Bioinspired Legged Robot Design via Blended Physical and Virtual Impedance Control

Abstract

In order to approach the performance of biological locomotion in legged robots, better integration between body design and control is required. In that respect, understanding the mechanics and control of human locomotion will help us build legged robots with comparable efficient performance. From another perspective, developing bioinspired robots can also improve our understanding of human locomotion. In this work, we create a bioinspired robot with a blended physical and virtual impedance control to configure the robot’s mechatronic setup. We consider human neural control and musculoskeletal system a blueprint for a hopping robot. The hybrid electric-pneumatic actuator (EPA) presents an artificial copy of this biological system to implement the blended control.
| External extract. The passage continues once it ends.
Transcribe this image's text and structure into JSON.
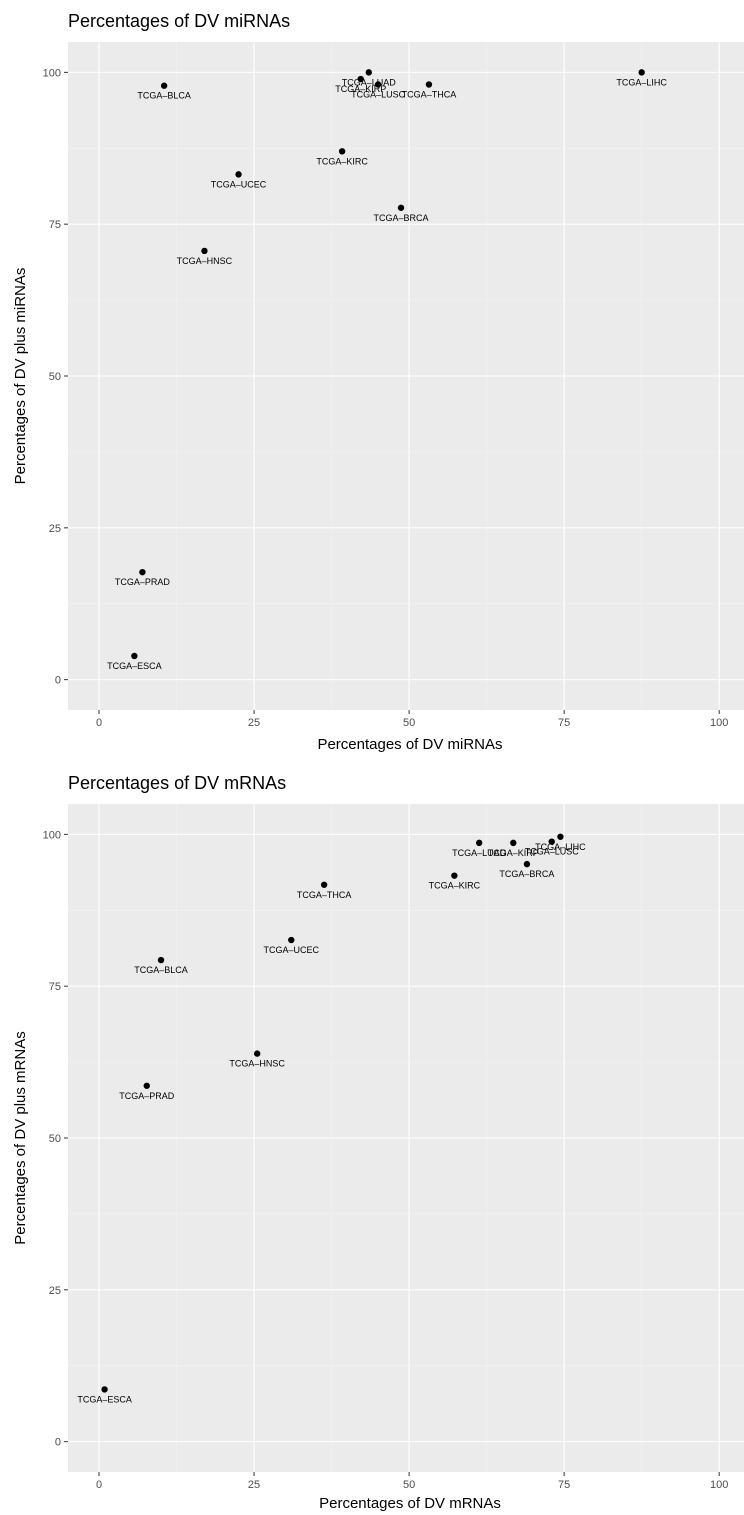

By defining efficacy as a metric that encompasses both performance and efficiency, we demonstrate that incorporating a simple force-based control besides constant pressure pneumatic artificial muscles (PAM) alone can increase the efficiency up to 21% in simulations and 7% in experiments with the 2-segmented EPA-hopper robot. Also, we show that with proper adjustment of the force-based controller and the PAMs, efficacy can be further increased to 41%. Finally, experimental results with the 3-segmented EPA-hopper robot and comparisons with human hopping confirm the extendability of the proposed methods to more complex robots.